For Israel, which has a robust weapons manufacturing industry, this is especially worrisome, according to Eshel.

An Aeronautics Ltd. drone (Courtesy)

“We need to strengthen our defense exports, strengthen Israel’s qualitative advantage, and strengthen the market,” he said.

According to Eshel, this will mean making it easier for Israeli defense contractors to sell their goods abroad.

“We need to allow exports in larger quantities and faster,” he said.

At the same time, the government must ensure that this does not come at the expense of exposing the secrets of Israeli military hardware, Eshel said.

He scoffed when asked about Israeli arms sales to countries accused of human rights violations, dismissing the matter out of hand.

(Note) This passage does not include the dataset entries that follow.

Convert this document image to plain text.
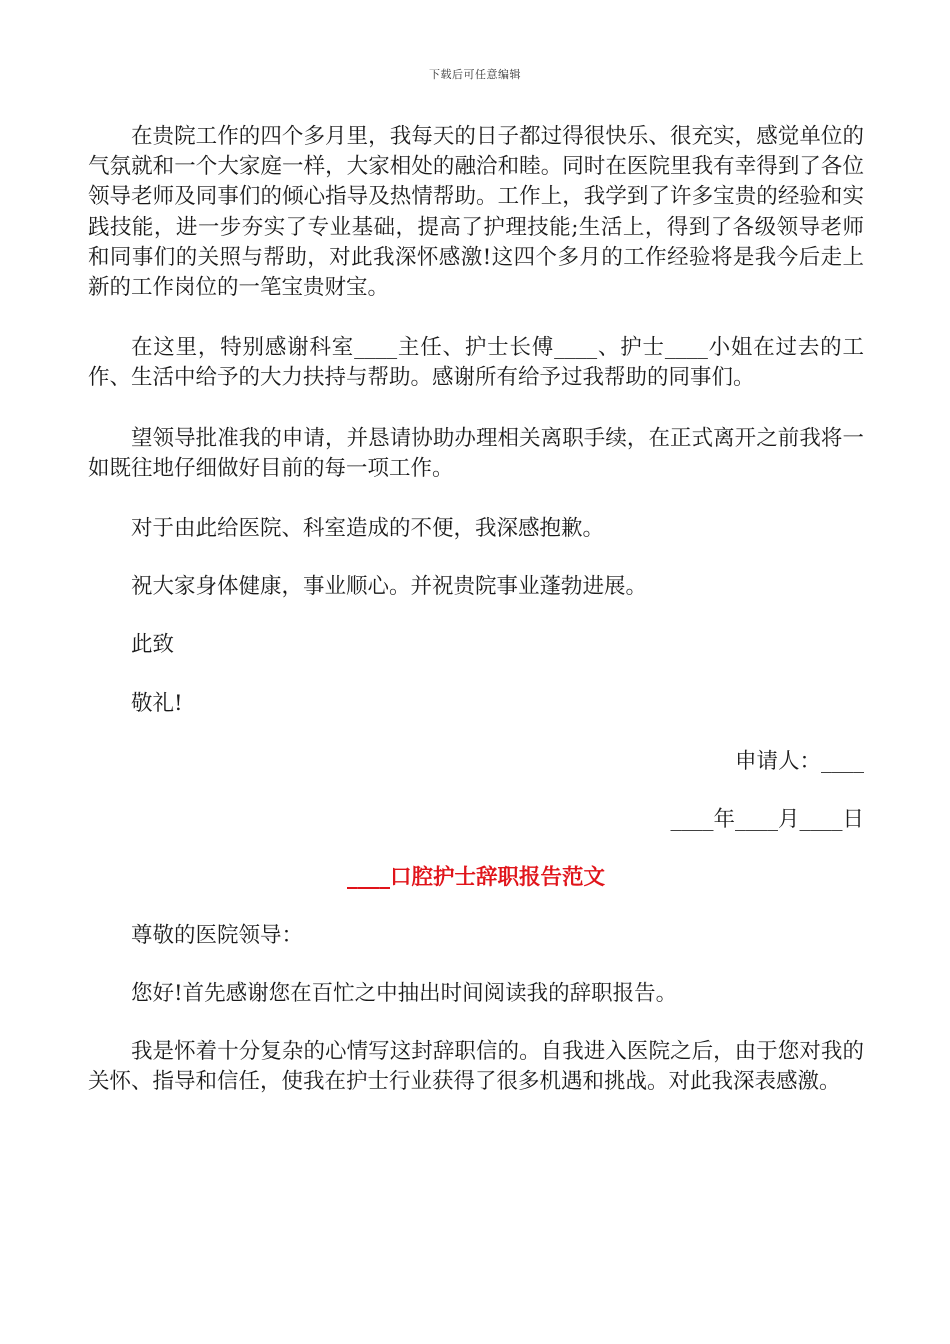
下载后可任意编辑

在贵院工作的四个多月里，我每天的日子都过得很快乐、很充实，感觉单位的气氛就和一个大家庭一样，大家相处的融洽和睦。同时在医院里我有幸得到了各位领导老师及同事们的倾心指导及热情帮助。工作上，我学到了许多宝贵的经验和实践技能，进一步夯实了专业基础，提高了护理技能;生活上，得到了各级领导老师和同事们的关照与帮助，对此我深怀感激!这四个多月的工作经验将是我今后走上新的工作岗位的一笔宝贵财宝。

在这里，特别感谢科室____主任、护士长傅____、护士____小姐在过去的工作、生活中给予的大力扶持与帮助。感谢所有给予过我帮助的同事们。

望领导批准我的申请，并恳请协助办理相关离职手续，在正式离开之前我将一如既往地仔细做好目前的每一项工作。

对于由此给医院、科室造成的不便，我深感抱歉。

祝大家身体健康，事业顺心。并祝贵院事业蓬勃进展。

此致

敬礼!

申请人：____

____年____月____日

____口腔护士辞职报告范文

尊敬的医院领导：

您好!首先感谢您在百忙之中抽出时间阅读我的辞职报告。

我是怀着十分复杂的心情写这封辞职信的。自我进入医院之后，由于您对我的关怀、指导和信任，使我在护士行业获得了很多机遇和挑战。对此我深表感激。
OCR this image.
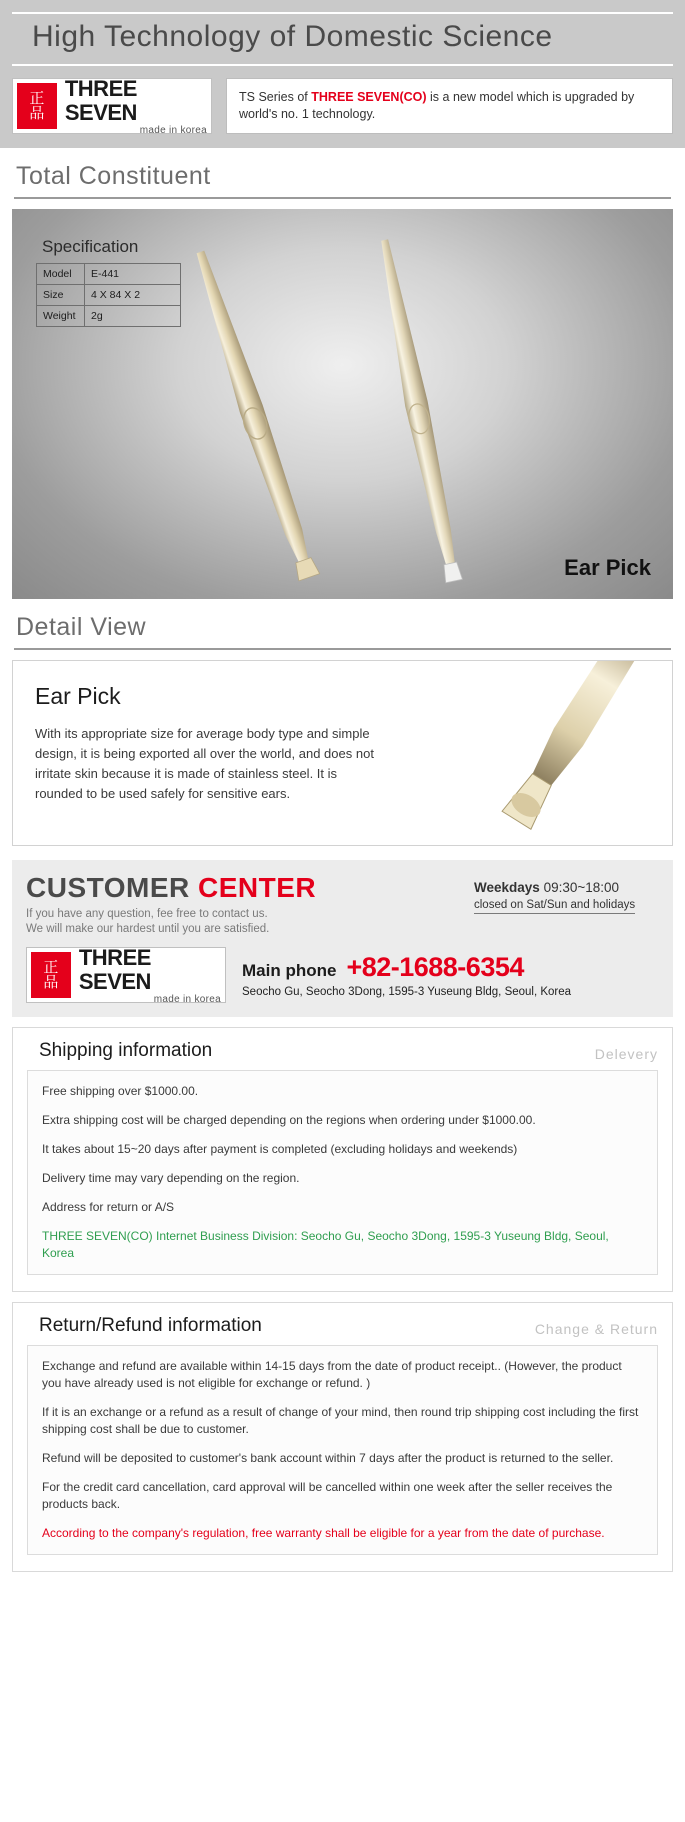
High Technology of Domestic Science
正
品
THREE SEVEN
made in korea
TS Series of THREE SEVEN(CO) is a new model which is upgraded by world's no. 1 technology.
Total Constituent
Specification
Model	E-441
Size	4 X 84 X 2
Weight	2g
Ear Pick
Detail View
Ear Pick

With its appropriate size for average body type and simple design, it is being exported all over the world, and does not irritate skin because it is made of stainless steel. It is rounded to be used safely for sensitive ears.

CUSTOMER CENTER
If you have any question, fee free to contact us.
We will make our hardest until you are satisfied.
Weekdays 09:30~18:00
closed on Sat/Sun and holidays
正
品
THREE SEVEN
made in korea
Main phone +82-1688-6354
Seocho Gu, Seocho 3Dong, 1595-3 Yuseung Bldg, Seoul, Korea
Shipping information	Delevery

Free shipping over $1000.00.

Extra shipping cost will be charged depending on the regions when ordering under $1000.00.

It takes about 15~20 days after payment is completed (excluding holidays and weekends)

Delivery time may vary depending on the region.

Address for return or A/S

THREE SEVEN(CO) Internet Business Division: Seocho Gu, Seocho 3Dong, 1595-3 Yuseung Bldg, Seoul, Korea

Return/Refund information	Change & Return

Exchange and refund are available within 14-15 days from the date of product receipt.. (However, the product you have already used is not eligible for exchange or refund. )

If it is an exchange or a refund as a result of change of your mind, then round trip shipping cost including the first shipping cost shall be due to customer.

Refund will be deposited to customer's bank account within 7 days after the product is returned to the seller.

For the credit card cancellation, card approval will be cancelled within one week after the seller receives the products back.

According to the company's regulation, free warranty shall be eligible for a year from the date of purchase.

Over the years Israel has been accused of selling weapons to such nations, including recently to Myanmar while the country was accused of ethnically cleansing its Rohingya population, and to South Sudan during a brutal civil war there.

Eshel commented briefly on the role Israel played in this year’s war between Azerbaijan and Armenia in which Israeli weapons were used extensively by the former.

In this Oct. 4, 2020 photo, an Armenian soldier fires an artillery piece during fighting with Azerbaijan’s forces in self-proclaimed Republic of Nagorno-Karabakh, Azerbaijan (Press office of Armenian Defense Ministry PAN Photo via AP)

He denied reports that Israel had made new defense agreements with Baku during the fighting and generally defended sales to the central Asian country, with which Israel maintains close and warm ties.

“What we’ve supplied to Azerbaijan has been based on previous deals. No IDF warehouses were opened and nothing new was created from the ground up. We have a supervised and controlled export policy. We don’t sell them everything. But if we can sell [them things] and strengthen defense industries and the economy, what could be better?” he said.

What about the QME?

The revelation that the US plans to sell F-35 fighter jets to the United Arab Emirates in light of a normalization deal between Abu Dhabi and Israel came as a shock to Israel’s Defense Ministry, which had been excluded from the negotiations.

The fifth-generation aircraft represents a major leap forward for the UAE military and would threaten Israel’s so-called qualitative military edge, its superiority in the region, which the United States is by law required to ensure remains in place regardless of any arms sales in the region.

After news of the proposed sale came out, Gantz immediately began working with his American counterpart — Mark Esper, who has since been fired by US President Donald Trump — to negotiate an agreement that would ensure Israel’s QME remains in place.

Defense Minister Benny Gantz, right, and US Secretary of Defense Mark Esper hold a joint statement in the Pentagon on October 22, 2020. (Shmulik Almani/Defense Ministry)

Gantz signed such an agreement with Esper late last month, just ahead of the US election. The details of the deal have not been released, and few people in Jerusalem and Washington are aware of the full contents of the agreement, Eshel said.

Eshel, who negotiated large parts of the deal, said it would “ensure Israel’s qualitative edge for decades to come.”

Asked about the potential effect that Esper’s firing and Trump’s loss in the election would have on the agreement, Eshel said these were not expected to cause problems.

“I say to you: What was signed there will be handed over and honored by administrations to come,” he said.